The connection works to save data into cassandra using spark-connector 1.4.2_s2.10 (Since it has guava 14) However reading data from cassandra fails using the 1.4.2 version of connector.
The right combination suggests to use 1.5.x and hence I started using 1.5.0. First I faced the guava problem and I fixed it using userClasspathFirst solution.
spark-shell --conf spark.yarn.executor.memoryOverhead=2048
--packages datastax:spark-cassandra-connector:1.5.0-s_2.10
--conf spark.cassandra.connection.host=10.236.250.96
--conf spark.executor.extraClassPath=/home/hadoop/lib/guava-16.0.1.jar:/etc/hadoop/conf:/etc/hive/conf:/usr/lib/hadoop-lzo/lib/*:/usr/share/aws/aws-java-sdk/*:/usr/share/aws/emr/emrfs/conf:/usr/share/aws/emr/emrfs/lib/*:/usr/share/aws/emr/emrfs/auxlib/*
--conf spark.driver.extraClassPath=/home/hadoop/lib/guava-16.0.1.jar:/etc/hadoop/conf:/etc/hive/conf:/usr/lib/hadoop-lzo/lib/*:/usr/share/aws/aws-java-sdk/*:/usr/share/aws/emr/emrfs/conf:/usr/share/aws/emr/emrfs/lib/*:/usr/share/aws/emr/emrfs/auxlib/*
--conf spark.driver.userClassPathFirst=true
--conf spark.executor.userClassPathFirst=true
Now I get past Guava 16 error, however since I am using the userClassPathFirst i am facing another conflict, and I am not getting any way to resolve it.

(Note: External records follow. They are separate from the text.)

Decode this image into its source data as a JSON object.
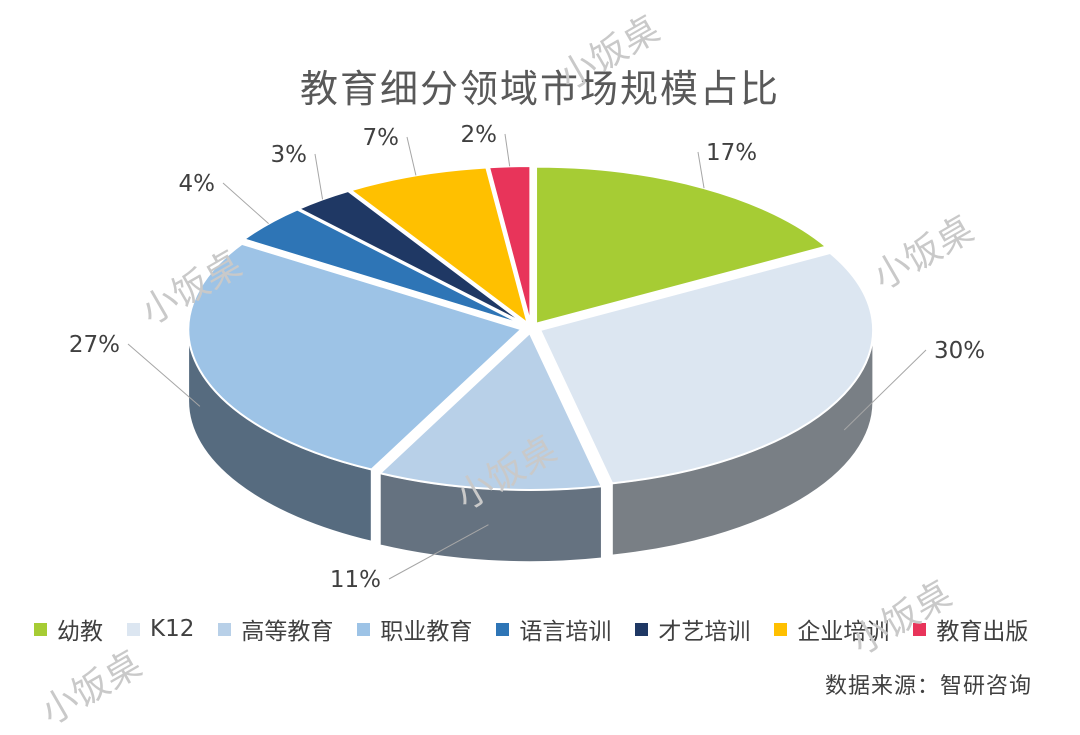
{
  "chart_data": {
    "type": "pie",
    "title": "教育细分领域市场规模占比",
    "categories": [
      "幼教",
      "K12",
      "高等教育",
      "职业教育",
      "语言培训",
      "才艺培训",
      "企业培训",
      "教育出版"
    ],
    "values": [
      17,
      30,
      11,
      27,
      4,
      3,
      7,
      2
    ],
    "data_labels": [
      "17%",
      "30%",
      "11%",
      "27%",
      "4%",
      "3%",
      "7%",
      "2%"
    ],
    "colors": [
      "#A6CC34",
      "#DCE6F1",
      "#B8D0E8",
      "#9DC3E6",
      "#2E75B6",
      "#1F3864",
      "#FFC000",
      "#E8345A"
    ],
    "legend_position": "bottom",
    "style": "3d-exploded"
  },
  "source": "数据来源：智研咨询",
  "watermarks": [
    "小饭桌",
    "小饭桌",
    "小饭桌",
    "小饭桌",
    "小饭桌",
    "小饭桌"
  ]
}
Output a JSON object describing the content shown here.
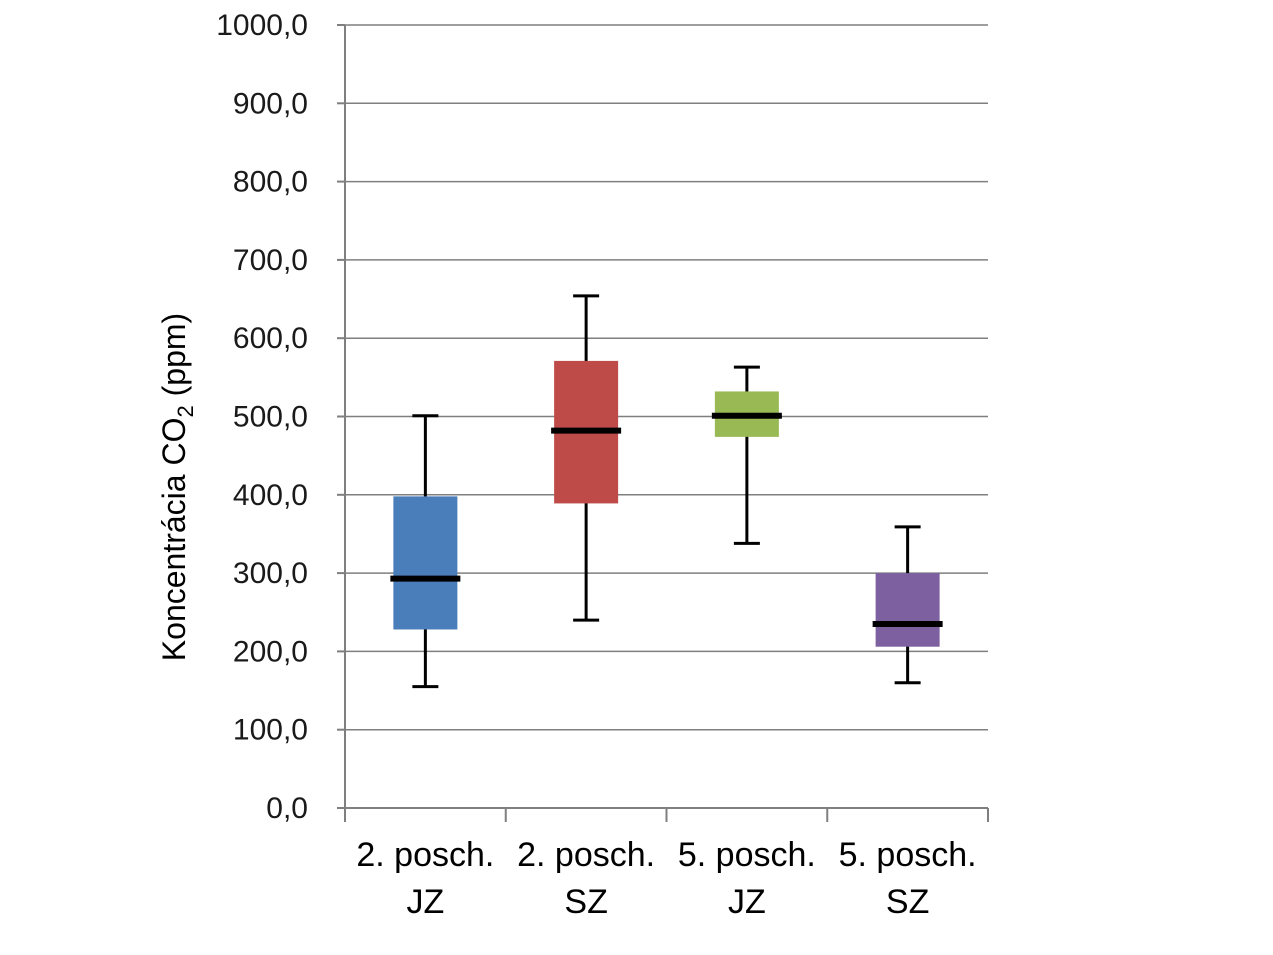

Lost task 2.1 in stage 2.0 (TID 6, ip-10-187-78-197.ec2.internal): java.lang.LinkageError:
loader constraint violation: loader (instance of org/apache/spark/util/ChildFirstURLClassLoader) previously initiated loading for a different type with name "org/slf4j/Logger"
I am having the same trouble when I repeast the steps using Java code instead of spark-shell. Any solution to get past it, or any other cleaner way?
Thanks!